The UK’s economy came roaring back in 2021 – that’s the news from the Office for National Statistics (ONS).
In a bulletin released on Friday, ONS figures showed that growth rebounded 7.5 percent – despite an Omicron-induced end of year slow-down. The rate of growth was the fastest recorded since 1941.
The Chancellor of the Exchequer, Rishi Sunak, hailed the economy saying it had been ‘remarkably resilient’. Mr Sunak also said that he was ‘proud of the resolve the whole country has demonstrated, and proud of our incredible vaccine programme which has allowed the economy to stay open.’
The news of Britain’s economic resurgence will be a boost for the government as it continues to plot a way through the tail end of the COVID crisis. Last week, the Prime Minister, Boris Johnson, announced that the requirement to self-isolate after a positive test will be scrapped if infection rates continue to hold steady. The announcement is widely seen as a keystone in the government’s desire to shift the emphasis from battling COVID to learning to live with it.
At the same time, the wind of change is blowing through the jobs market, as the country experiences soaring vacancy rates that are driving a shift in power from employers to employees.
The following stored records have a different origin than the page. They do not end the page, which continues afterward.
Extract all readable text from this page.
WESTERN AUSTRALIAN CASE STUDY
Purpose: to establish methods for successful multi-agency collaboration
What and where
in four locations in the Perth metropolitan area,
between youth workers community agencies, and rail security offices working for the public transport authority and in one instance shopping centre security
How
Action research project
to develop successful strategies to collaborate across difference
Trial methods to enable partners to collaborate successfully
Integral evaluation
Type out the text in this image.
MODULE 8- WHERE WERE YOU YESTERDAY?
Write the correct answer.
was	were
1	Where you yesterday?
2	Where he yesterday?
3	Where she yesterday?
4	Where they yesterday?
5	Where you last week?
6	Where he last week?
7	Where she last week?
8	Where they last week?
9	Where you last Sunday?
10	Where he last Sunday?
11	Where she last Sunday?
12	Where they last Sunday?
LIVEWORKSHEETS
The surge in demand is thought to be a product of the reopening of the economy after COVID had removed people from the workforce – either through a drop in numbers entering the country or through older workers leaving the workforce altogether.
The Workers Union Says…
The news that the UK’s economy came out punching last year is a testament to the enduring power of the British people. Their never say die attitude, work rate and commitment is the defining force in the struggle to return the country to pre-pandemic levels. British workers, so often caricatured as lagging behind their G7 counterparts in productivity and ingenuity, have shown themselves to be far more worthy of oil on canvas than lazy pen portraits.
But we must guard against complacency. Our economic growth must be seen in the context of the 9.4 percent collapse in 2020. The storm clouds of inflation and a sharp increase in the cost of living are gathering.
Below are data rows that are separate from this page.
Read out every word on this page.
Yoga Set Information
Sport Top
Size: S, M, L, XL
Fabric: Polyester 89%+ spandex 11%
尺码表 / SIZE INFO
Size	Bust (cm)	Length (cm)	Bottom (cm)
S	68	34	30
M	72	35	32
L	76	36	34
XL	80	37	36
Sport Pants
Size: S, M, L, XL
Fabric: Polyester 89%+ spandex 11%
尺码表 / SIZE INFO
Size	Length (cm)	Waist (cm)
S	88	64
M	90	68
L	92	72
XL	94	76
While we are not out of the darkest part of the woods yet, there’s no doubt that we’re heading in the right direction. The government has done a good job of juggling the health of the nation with the economic imperatives required to sustain it. None of this was or is easy, but the decision to launch a road map to reopening last year is starting to look like the correct one in the context of 2022.
Now, despite the size of the challenges we face, there are good reasons to be optimistic. Jobs are plentiful, there are encouraging signs that the UK economy will continue to grow, and Britain looks set fair to embrace the task of adopting the new technologies and working practices that will define the winners and losers as the “long 20th-century” finally draws to a close.